Take for example, this model, pictured at left. Oh, to count the ways that this photo is perturbing. I saw this and was trying to imagine myself using this while trying to maintain a shred of professionalism. I mean, who would actually try to make or answer a phone call while pumping? The sound of the pump is more of a groan than a whisper, so there’s no doubt in my mind that the person on the other line could hear it doing its job in the background. (Curiously, the one I use sounds a little bit like the adults in the Charlie Brown cartoons–wanh whan, wanh wanh, wanh wanh…) How awkward would that be to explain?
“Excuse me, could you repeat the question? I didn’t hear you. There’s some background noise. Are you driving or at a coffee shop or something?”
“Uh, no, it’s just my breast pump. I’m multi-tasking.”
The other issue I have with the photo–besides the fact that the woman is also smiling–is her outfit. I don’t see any bra, camisole, or tank top scrunched up around her neck or pulled down around her waistband, where mine usually are when I’m pumping. So, this begs the question: Does she wear this thing under her sweater or does she just wear the sweater with nothing underneath? Because the idea of leaving mom boobs unleashed might be as troublesome as the idea of wearing this thing as a full-time undergarment.

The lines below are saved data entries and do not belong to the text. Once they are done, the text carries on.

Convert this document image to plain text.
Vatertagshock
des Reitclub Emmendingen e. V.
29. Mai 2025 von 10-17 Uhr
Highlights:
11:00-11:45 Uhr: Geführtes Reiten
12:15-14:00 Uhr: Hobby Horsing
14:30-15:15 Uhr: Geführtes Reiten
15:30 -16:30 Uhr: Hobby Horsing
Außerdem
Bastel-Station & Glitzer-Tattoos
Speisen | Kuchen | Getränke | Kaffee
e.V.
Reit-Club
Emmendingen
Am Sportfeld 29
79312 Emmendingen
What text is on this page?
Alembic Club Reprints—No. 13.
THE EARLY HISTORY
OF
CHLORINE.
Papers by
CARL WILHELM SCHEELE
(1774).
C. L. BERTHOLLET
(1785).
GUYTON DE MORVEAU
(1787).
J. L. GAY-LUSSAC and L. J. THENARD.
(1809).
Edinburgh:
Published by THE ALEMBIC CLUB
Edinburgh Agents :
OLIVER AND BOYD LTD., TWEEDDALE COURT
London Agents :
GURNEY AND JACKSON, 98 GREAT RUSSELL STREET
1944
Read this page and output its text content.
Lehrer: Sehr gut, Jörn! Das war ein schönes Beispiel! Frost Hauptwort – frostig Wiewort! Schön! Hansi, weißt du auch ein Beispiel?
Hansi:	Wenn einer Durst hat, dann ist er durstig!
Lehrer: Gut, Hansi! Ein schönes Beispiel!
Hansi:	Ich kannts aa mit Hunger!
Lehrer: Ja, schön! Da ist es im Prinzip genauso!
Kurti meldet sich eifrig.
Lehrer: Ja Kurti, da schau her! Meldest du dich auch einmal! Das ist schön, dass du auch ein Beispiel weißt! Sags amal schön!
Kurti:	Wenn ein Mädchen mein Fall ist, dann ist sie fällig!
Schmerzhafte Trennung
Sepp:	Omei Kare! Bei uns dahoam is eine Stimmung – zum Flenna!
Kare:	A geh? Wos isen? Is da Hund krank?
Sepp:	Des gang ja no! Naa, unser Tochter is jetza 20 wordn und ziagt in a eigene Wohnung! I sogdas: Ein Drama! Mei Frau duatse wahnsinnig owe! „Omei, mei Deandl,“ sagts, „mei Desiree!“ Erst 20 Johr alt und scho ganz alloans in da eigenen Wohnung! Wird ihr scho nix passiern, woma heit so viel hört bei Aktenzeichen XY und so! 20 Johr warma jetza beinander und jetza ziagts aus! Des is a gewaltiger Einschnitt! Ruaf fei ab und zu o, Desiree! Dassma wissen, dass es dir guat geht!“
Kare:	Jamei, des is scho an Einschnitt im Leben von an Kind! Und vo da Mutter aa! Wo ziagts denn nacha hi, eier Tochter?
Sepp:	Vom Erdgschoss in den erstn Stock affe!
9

Of course, I’m not full time in an office anymore, so I probably shouldn’t really worry so much about the logistics of using one of these things when wearing anything nicer than jeans and a t-shirt. But probably more important, I should just come to grips with the fact that short of someone inventing a Bluetooth for boobs tomorrow, I’m going to have to just take a timeout from my to-do-list of a life if I need to pump. I was getting pretty good at one-handed typing anyway.